Democrats' Hopeful Supreme Court Strategy

For now the minority is banking on public pressure to convince the GOP to relent on moving a replacement for Antonin Scalia.

Senate Judiciary Committee Chairman Chuck Grassley
AP Photo/J. Scott Applewhite
Feb. 16, 2016, 8 p.m.

Hoping against hope, Democrats argued Tuesday that Senate Republicans will hold a vote on President Obama’s eventual pick to replace Justice Antonin Scalia in the face of massive public pressure.

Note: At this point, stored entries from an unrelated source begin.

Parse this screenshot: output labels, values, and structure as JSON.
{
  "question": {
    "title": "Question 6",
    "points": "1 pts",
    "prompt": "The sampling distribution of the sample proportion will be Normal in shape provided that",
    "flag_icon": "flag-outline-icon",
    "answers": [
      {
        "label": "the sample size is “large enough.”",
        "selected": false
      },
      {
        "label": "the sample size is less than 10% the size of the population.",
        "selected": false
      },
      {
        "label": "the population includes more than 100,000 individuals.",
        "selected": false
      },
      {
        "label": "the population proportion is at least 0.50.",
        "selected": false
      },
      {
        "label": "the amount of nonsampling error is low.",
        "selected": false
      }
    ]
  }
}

Though many Republicans have joined Senate Majority Leader Mitch McConnell’s call to fill the vacancy only after America chooses its next president in November, Democrats pointed to interviews with two Judiciary Committee Republicans—Chairman Chuck Grassley and freshman Thom Tillis—as evidence that the GOP-controlled Senate will consider a nominee this year.

Grassley said that he would “wait until the nominee is made” before deciding on whether to hold a hearing, while Tillis warned his fellow Republicans against falling "into the trap of being obstructionists” by blocking the nominee “sight unseen.” Democrats pounced on the remarks, even as Grassley reiterated that the next president should fill the spot and Tillis added that that outcome is the most likely.

“Senator McConnell’s rash and unprecedented decision to deny a Supreme Court nominee a fair hearing and floor vote has put Republicans in an untenable position, so it is not surprising to see cracks appear so quickly,” said Adam Jentleson, a senior staffer for Senate Minority Leader Harry Reid. “The next step in this process will be for Senator McConnell to back down and give President Obama’s nominee a hearing and a floor vote. That’s a simple reality.”

For now, Senate Democrats are confident that public pressure will force Republicans to consider Obama’s nominee, and they do not have any plans to use retaliatory legislative or floor maneuvers to persuade Republicans to change their minds, according to senior aides—although one told National Journal that, after some time, Democrats “could drag things to a pretty solid standstill” should outside influences fail.

There is no apparent precedent for the Senate to simply refuse to even hear from a Supreme Court nominee—in an election year or otherwise. Failed nominees like Robert Bork and Abe Fortas were defeated after appearing before the Judiciary Committee. Hearings were even scheduled in 2005 for Harriet Miers, whose nomination was so unpopular on Capitol Hill that President George W. Bush decided to withdraw it before public hearings could begin.

“To preemptively block the important public process of a Senate Judiciary Committee hearing and a transparent debate about a particular nominee’s record would be a travesty,” Sen. Patrick Leahy, the top Democrat on the Judiciary Committee, wrote in a USA Today op-ed.

Yet there’s little evidence that Senate Republicans will actually back down. Several senators in tough reelection contests have come out in recent days to join their leadership. Sen. Ted Cruz has promised to filibuster the eventual nomination during his presidential run. Sen. Lindsey Graham, who supported both of Obama’s previous two nominees, has called the president’s chances of success "very small," while criticizing Democrats for having unilaterally changed the filibuster rules in 2013 to allow a simple majority to confirm most appellate judges and executive appointments.

Holding a hearing might help Republicans avoid charges of blind obstructionism; they could argue that they gave Obama’s nominee a chance, while using the hearings to find a reason to ultimately vote against the nominee, either in committee or on the floor. Obama then still wouldn’t get to fill Scalia’s seat, and Republicans could make a better case that the nominee—rather than election-year politics—was the reason.

But that only works if Republicans can find a persuasive reason to oppose Obama’s pick. A hearing would at least theoretically open the door for a skilled nominee to make it all the way to the floor. It might be easier to simply refuse to hear from a candidate like D.C. Circuit Court Judge Sri Srinivasan—who was confirmed unanimously just two years ago and would likely handle himself well during the confirmation hearings—than it would be to make a case against him on his merits.

“There is more than enough time for the Senate to consider, in a thoughtful way, the record of a nominee that I present, and to make a decision,” Obama said Tuesday.

The Senate has taken an average of 67 days to hold a final vote on Supreme Court nominees, according to the Congressional Research Service. Robert Bork’s failed nomination was the longest the process has taken in the past 40 years, at 108 days.

There are 337 days left in Obama’s presidency.